LES TEXTURES DE LA TRANSE
Les textures de la transe interroge la manière dont deux communautés minoritaires — la communauté juive marocaine et les Gnawa, descendants d’esclaves — ont pu se rencontrer pour produire des formes partagées de pratiques et de rituels.
À travers la cérémonie du Tarh Sbti, le projet observe comment des traditions distinctes fabriquent un espace commun, composé de gestes, de rythmes et de circulations. Le travail, développé en lien avec un maître Gnawa, s’est ensuite étendu à d’autres contextes, établissant un dialogue entre les cérémonies gnawa et le N’Döep au Sénégal, révélant des continuités de savoirs liées à la transe et à la mémoire collective.
Les textures de la transe rassemble un ensemble de formes et de dispositifs explorant la transe comme état de passage. Matières, rythmes, traces et écritures y sont mobilisés comme surfaces de transformation. Le projet met en relation gestes rituels et pratiques contemporaines, révélant une transe diffuse, inscrite dans la matière, le temps et l’expérience du regard.
Les textures de la transe interrogates how two minority communities, the Moroccan Jewish community and the Gnawa, descendants of slaves, were able to come together to create shared forms of practices and rituals. Through the Tarh Sbti ceremony, the project observes how distinct traditions produce a common space, made of gestures, rhythms, and circulations.

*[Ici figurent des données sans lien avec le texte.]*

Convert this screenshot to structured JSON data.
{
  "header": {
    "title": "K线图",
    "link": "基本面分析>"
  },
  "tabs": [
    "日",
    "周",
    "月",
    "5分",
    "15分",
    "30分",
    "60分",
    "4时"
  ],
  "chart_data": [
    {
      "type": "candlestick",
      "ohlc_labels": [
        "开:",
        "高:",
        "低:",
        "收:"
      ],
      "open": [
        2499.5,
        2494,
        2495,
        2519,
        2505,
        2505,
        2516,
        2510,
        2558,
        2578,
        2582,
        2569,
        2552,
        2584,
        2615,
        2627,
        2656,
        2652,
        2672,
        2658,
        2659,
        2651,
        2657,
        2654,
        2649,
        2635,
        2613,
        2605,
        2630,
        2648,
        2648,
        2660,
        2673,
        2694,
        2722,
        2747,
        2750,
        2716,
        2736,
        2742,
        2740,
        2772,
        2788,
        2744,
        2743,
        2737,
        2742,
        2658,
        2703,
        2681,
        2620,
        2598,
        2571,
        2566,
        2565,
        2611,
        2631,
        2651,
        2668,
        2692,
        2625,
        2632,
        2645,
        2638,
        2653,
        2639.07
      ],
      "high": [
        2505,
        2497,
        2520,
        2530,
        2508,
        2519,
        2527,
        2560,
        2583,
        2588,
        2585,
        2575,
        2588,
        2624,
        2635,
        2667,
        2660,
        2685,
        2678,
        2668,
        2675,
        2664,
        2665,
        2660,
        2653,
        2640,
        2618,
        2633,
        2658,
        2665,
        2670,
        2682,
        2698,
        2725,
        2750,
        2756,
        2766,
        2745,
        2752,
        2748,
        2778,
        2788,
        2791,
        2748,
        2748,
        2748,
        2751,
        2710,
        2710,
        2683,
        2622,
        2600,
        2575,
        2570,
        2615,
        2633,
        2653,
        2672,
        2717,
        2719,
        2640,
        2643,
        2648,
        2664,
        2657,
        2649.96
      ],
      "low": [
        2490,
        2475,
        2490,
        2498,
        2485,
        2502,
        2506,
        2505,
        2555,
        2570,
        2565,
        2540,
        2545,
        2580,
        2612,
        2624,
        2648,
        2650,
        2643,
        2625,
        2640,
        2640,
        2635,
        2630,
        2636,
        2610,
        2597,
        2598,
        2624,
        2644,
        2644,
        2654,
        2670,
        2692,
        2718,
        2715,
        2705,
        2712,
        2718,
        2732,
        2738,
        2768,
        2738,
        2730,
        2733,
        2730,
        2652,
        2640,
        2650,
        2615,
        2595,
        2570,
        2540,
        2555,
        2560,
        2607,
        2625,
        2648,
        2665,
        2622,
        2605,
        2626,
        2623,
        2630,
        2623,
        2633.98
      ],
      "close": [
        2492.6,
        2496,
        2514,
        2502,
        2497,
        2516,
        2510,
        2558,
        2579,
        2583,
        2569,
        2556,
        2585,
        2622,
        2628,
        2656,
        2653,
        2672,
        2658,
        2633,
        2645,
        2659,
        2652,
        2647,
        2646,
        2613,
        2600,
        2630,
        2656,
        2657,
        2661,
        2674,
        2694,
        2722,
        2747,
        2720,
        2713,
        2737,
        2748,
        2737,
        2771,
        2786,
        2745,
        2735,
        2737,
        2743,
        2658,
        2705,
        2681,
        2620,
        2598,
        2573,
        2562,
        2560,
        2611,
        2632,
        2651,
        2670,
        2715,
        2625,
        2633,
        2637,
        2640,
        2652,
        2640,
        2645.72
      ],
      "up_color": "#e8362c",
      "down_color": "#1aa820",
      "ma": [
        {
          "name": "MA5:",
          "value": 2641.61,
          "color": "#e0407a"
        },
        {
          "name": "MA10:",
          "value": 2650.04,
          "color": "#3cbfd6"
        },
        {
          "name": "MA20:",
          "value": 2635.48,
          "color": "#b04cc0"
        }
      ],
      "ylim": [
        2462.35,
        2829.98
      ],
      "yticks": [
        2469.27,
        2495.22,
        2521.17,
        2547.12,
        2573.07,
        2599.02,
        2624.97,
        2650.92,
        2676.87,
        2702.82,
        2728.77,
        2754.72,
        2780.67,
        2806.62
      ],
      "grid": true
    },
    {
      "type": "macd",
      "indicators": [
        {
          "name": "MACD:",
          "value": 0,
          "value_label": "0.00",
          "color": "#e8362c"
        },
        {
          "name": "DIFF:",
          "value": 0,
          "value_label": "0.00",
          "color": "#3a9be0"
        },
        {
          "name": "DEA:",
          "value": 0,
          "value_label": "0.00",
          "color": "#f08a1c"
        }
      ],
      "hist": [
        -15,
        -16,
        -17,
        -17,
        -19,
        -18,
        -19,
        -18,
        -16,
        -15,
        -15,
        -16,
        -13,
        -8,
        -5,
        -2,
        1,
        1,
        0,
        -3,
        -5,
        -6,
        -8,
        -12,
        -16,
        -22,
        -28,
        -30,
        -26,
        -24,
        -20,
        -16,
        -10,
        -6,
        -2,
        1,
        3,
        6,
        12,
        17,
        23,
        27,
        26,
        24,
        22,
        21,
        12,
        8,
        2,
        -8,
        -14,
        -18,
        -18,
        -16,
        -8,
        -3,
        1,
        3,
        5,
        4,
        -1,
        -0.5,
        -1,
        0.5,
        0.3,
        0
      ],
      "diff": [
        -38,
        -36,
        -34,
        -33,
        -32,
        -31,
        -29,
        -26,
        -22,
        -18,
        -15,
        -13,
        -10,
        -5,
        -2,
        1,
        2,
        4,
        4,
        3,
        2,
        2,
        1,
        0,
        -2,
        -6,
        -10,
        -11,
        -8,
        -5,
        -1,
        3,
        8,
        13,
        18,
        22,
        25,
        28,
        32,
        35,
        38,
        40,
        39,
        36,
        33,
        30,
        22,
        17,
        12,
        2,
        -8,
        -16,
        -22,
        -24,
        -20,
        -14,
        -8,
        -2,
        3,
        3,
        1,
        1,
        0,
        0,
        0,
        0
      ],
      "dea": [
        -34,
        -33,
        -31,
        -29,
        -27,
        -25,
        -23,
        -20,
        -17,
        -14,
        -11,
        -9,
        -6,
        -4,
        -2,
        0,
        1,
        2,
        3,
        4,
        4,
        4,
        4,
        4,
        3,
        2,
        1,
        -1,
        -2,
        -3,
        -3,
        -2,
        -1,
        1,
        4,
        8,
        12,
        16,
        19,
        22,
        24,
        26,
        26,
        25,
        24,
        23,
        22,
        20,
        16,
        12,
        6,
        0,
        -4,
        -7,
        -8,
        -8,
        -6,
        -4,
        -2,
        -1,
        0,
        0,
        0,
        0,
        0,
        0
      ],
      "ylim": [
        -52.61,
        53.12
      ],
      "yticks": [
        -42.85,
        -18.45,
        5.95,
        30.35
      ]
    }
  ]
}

The work developed in connection with a Gnawa master, then expanded to other contexts, establishing a dialogue between Gnawa ceremonies and N'Döep in Senegal, revealing continuities of knowledge related to trance and collective memory.
Les textures de la transe brings together a set of forms and devices exploring trance as a state of passage. Materials, rhythms, traces, and writings are mobilized as surfaces of transformation. The project connects ritual gestures and contemporary practices, revealing a diffuse trance, inscribed in matter, time, and the experience of the gaze.